Graduate employment: The 6 tech jobs and opportunities you never knew existed

One graduate highlights the opportunities he's discovered that go beyond 'big name grad schemes and traditional roles'

Charles Hooper
Friday 04 September 2015 17:11 BST
A quarter of startups believe they will increase sales by more than 25 per cent
A quarter of startups believe they will increase sales by more than 25 per cent (MLADEN ANTONOV/AFP/Getty Images)

Having graduated last year, I had a narrow view of the jobs I could apply for. I knew next to nothing about opportunities in smaller businesses, and my knowledge of where I could work came from flicking through the so-called definitive graduate employment guides.

Having chosen not to go for the moniker firms, i.e. The Big Four, I eventually ended up at a graduate recruitment agency and have since discovered the opportunities available are far broader than most people would believe.

Without getting into things like ‘Ice Cream Taster’ and ‘Puppy Consultant,’ here are six opportunities I’ve come across that go beyond the big name grad schemes and traditional roles:

1) Content Creation

Candidates who like writing often only think about publishing as an industry. Small and big firms are crying out for content to promote their business, outsourcing to agencies, or hiring themselves. Grads looking to produce or edit content with a business focus would do well to look into this relatively new, yet fast-growing industry.


Everyone knows about, and thinks they understand, marketing. It’s an umbrella term that incorporates a huge number of roles. There are some great graduate opportunities right now in digital marketing such as pay per click (PPC) advertising and search engine optimisation (SEO). These opportunities are for tech savvy, creative, and data-loving applicants – which is great news for graduates looking to take advantage of the tech skills gap.

3) App Development

People rarely realise that a good app requires a whole team behind it. Another chance to take advantage of the tech skills gap, app development is varied, has seen a lot of recent growth – and will continue to do so. Platforms include mobile, web, desktop, Internet of Things (IoT), and wearables, like the Apple Watch.

4) Client Management and Business Development

A lot of grads think these opportunities are reserved for those with a lot of customer service and sales experience. In fact, many will see the word ‘manager’ in a job description and assume they shouldn’t apply. That’s not the case.

I’ve seen graduates go straight into roles as account, client, and editorial managers. If you don’t pre-empt the job requirements, you open yourself up to a lot more opportunities.

5) Entrepreneur’s Assistant

The UK is reportedly the second most entrepreneurial nation in the world, which means there are loads of roles for grads looking to learn about the fast-paced world of the entrepreneur. These can be especially tempting for anyone with an entrepreneurial flair who dreams of starting their own business one day.

6) Stealth Start-ups

Stealth start-ups deliberately avoid public attention and build in secrecy, keeping competitors in the dark (especially if they’re working on a game-changing product). Therefore, one of their biggest challenges is hiring new staff. A stealth start-up obviously doesn’t have a media track record and so can’t advertise roles, so most graduates are unaware of opportunities.

Whilst some will rely on personal networks, venture backed stealth start-ups regularly use recruitment agencies to hire graduate talent, so sign up to any with a track record in start-ups and look for anything indicating backing from a venture capital firm.
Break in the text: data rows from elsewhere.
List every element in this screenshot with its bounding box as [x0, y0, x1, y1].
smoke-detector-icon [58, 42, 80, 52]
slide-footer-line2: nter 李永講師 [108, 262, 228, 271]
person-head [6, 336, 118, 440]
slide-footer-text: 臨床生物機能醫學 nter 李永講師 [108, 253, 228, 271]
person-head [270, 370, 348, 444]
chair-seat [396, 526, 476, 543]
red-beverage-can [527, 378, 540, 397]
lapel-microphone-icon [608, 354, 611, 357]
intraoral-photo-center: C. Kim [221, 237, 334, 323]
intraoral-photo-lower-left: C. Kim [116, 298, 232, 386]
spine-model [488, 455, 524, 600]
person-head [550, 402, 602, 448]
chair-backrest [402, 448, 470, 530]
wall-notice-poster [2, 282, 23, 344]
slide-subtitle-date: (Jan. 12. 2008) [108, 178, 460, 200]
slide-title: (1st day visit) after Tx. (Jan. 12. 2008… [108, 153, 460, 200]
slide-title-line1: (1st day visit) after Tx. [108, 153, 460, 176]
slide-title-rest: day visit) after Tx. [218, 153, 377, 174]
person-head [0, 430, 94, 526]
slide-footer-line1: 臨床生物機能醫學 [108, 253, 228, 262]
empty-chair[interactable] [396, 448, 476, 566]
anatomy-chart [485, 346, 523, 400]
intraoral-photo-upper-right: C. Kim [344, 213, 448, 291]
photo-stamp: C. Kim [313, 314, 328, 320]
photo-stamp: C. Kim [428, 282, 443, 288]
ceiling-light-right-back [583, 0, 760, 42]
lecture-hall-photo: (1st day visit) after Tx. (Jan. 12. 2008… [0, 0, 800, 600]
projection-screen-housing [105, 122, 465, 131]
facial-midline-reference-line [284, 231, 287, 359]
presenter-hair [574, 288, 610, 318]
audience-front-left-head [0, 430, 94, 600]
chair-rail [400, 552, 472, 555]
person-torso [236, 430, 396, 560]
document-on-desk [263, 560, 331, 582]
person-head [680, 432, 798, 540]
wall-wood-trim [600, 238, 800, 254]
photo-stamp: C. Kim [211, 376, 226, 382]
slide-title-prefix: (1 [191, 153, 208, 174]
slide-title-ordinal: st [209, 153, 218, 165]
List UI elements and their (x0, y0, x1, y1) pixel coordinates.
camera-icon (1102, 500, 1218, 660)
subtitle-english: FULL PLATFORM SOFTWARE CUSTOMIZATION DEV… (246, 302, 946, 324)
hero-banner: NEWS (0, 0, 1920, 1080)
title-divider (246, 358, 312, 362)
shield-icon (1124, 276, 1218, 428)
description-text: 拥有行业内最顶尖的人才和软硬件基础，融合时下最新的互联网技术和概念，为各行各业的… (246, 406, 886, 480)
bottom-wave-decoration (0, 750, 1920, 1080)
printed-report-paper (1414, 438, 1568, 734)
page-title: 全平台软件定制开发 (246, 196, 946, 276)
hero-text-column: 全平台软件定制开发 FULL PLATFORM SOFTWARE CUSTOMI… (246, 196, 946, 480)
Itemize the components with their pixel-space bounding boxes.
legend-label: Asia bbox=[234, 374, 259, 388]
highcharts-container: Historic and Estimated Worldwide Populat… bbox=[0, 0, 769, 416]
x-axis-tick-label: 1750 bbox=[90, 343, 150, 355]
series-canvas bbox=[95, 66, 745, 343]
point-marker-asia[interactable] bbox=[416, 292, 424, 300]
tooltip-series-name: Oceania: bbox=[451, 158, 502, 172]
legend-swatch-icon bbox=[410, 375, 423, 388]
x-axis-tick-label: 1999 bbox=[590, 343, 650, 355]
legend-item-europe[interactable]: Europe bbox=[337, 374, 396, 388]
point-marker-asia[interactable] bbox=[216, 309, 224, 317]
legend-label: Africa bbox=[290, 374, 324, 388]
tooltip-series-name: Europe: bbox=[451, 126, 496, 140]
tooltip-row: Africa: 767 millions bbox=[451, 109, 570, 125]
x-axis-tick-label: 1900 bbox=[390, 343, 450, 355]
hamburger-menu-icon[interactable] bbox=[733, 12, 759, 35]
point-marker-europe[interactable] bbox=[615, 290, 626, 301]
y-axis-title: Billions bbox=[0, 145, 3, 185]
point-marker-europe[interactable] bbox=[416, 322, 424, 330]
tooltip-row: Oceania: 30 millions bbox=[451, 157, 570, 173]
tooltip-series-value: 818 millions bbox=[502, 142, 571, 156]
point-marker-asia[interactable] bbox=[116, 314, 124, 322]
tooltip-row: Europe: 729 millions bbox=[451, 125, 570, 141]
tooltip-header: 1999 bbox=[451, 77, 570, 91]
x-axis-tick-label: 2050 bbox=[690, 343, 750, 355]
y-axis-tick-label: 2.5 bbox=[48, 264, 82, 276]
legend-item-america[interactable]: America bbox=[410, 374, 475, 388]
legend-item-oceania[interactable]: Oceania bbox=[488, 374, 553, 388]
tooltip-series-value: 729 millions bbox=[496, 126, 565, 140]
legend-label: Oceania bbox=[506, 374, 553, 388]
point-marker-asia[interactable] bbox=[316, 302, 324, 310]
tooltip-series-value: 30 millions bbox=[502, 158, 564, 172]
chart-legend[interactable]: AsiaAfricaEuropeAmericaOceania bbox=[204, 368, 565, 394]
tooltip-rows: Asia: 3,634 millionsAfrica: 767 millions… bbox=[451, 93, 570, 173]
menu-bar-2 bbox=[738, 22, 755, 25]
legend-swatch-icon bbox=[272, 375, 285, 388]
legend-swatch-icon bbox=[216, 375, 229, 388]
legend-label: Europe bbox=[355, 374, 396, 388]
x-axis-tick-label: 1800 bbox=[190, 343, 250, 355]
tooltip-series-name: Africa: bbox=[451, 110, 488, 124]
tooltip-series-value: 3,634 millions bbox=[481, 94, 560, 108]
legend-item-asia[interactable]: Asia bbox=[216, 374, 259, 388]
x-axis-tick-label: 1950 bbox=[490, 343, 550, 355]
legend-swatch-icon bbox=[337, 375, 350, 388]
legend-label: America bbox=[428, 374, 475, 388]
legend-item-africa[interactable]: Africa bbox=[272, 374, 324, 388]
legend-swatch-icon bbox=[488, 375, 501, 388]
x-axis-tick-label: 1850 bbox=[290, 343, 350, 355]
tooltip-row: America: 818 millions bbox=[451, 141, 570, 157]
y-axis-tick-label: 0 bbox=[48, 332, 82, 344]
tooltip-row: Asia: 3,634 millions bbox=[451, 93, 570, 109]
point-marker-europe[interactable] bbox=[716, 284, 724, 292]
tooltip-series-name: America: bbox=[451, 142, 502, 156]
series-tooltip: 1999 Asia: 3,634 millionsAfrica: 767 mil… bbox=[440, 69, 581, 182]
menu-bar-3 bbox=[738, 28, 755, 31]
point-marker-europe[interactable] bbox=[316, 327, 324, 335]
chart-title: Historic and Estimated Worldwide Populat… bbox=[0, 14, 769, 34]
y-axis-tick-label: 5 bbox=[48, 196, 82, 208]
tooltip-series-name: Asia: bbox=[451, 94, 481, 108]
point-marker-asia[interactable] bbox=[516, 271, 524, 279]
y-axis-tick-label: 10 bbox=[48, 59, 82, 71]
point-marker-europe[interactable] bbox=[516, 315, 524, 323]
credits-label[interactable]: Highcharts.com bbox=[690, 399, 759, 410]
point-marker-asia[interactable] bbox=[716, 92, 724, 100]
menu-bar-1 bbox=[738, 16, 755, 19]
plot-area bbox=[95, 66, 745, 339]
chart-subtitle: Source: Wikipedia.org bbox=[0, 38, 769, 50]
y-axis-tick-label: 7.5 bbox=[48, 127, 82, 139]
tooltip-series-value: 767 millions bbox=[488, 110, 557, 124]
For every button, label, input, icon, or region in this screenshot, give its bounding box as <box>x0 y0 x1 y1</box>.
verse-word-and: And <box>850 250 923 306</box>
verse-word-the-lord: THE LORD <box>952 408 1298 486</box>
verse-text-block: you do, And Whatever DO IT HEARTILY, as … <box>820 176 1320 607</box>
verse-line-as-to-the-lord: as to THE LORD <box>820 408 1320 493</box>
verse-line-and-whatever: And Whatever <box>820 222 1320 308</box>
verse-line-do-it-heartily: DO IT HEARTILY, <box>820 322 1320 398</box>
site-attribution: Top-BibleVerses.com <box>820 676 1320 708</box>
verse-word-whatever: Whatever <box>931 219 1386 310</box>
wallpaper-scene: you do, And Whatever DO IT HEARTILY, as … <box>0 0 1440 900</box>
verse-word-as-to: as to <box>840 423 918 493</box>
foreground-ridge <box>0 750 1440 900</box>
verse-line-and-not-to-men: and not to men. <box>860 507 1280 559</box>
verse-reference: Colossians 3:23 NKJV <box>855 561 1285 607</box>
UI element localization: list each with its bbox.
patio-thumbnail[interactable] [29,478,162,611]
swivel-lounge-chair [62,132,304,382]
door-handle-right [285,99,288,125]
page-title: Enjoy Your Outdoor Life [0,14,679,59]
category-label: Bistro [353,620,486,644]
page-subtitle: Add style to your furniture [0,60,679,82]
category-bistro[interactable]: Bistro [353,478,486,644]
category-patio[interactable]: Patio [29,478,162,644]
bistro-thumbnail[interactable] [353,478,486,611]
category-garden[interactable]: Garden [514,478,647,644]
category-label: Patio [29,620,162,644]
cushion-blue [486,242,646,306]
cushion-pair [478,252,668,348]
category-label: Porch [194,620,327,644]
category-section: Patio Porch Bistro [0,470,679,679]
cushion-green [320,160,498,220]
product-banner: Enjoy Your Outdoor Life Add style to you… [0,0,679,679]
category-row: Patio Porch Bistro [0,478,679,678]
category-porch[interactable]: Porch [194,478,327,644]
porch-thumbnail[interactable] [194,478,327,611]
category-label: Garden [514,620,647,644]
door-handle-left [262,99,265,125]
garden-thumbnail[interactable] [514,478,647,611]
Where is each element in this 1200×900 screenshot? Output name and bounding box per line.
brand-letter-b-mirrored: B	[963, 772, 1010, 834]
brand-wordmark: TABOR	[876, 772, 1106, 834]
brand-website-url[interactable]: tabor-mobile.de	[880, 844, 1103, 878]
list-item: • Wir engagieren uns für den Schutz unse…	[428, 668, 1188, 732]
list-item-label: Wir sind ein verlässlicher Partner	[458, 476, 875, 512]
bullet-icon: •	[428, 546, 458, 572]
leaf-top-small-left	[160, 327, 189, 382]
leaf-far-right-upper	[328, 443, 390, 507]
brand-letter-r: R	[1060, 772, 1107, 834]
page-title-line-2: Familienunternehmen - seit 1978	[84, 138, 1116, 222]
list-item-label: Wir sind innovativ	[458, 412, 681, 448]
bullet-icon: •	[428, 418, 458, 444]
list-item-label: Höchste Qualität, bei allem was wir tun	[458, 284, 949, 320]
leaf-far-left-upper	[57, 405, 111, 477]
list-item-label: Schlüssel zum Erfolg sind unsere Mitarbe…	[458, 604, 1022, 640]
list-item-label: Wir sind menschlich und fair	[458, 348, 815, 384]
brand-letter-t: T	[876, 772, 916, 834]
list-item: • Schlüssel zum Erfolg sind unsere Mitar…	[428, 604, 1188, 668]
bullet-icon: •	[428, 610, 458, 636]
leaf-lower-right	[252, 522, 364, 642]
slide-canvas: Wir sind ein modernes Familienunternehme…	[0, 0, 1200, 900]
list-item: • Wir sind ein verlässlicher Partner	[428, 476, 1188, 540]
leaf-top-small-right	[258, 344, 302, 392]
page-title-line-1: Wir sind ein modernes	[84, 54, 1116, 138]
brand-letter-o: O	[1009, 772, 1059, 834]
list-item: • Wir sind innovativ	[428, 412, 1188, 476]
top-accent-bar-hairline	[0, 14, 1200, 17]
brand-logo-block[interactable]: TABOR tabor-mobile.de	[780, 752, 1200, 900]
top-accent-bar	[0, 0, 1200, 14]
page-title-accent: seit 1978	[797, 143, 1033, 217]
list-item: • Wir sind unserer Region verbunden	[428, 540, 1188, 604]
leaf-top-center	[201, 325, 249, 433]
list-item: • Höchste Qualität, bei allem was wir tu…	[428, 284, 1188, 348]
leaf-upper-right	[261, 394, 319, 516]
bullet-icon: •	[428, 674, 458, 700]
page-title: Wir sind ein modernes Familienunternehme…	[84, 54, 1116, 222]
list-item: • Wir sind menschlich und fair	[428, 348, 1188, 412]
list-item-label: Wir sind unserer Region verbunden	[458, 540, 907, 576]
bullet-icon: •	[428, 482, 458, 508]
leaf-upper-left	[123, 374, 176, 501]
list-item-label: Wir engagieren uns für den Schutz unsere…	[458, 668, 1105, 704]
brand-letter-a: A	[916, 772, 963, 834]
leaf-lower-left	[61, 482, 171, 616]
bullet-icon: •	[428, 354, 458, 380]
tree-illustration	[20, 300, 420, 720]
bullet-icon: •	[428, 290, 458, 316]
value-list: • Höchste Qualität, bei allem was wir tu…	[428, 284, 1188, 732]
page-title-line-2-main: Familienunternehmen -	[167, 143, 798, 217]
Finally, perhaps the strangest opportunity I’ve seen was one requiring a grade-eight in music and C++ programming skills for a software engineering position in a music tech startup.

Now, while this is incredibly niche, it shows there are jobs out there that require all sorts of skill combinations and opportunities you’d probably never know existed. Unlike the larger grad schemes, these companies hire all year round. The downside? They’ll have a low marketing budget, meaning you have to go out and seek.

Overall though, use social media to find opportunities, sign up to recruitment agencies (but be wary of any that charge you for their help or push for unpaid internships), and send speculative cover letters to companies you find interesting.

Above all, don’t sweat about the big firms and traditional roles that don’t appeal to you – there are so many graduate opportunities out there you’ve probably never heard of, but are waiting to be found.

Charles Hooper works for Instant Impact, the internship recruitment agency, finding students and graduates paid internships and jobs with small and medium-sized enterprises (SMEs).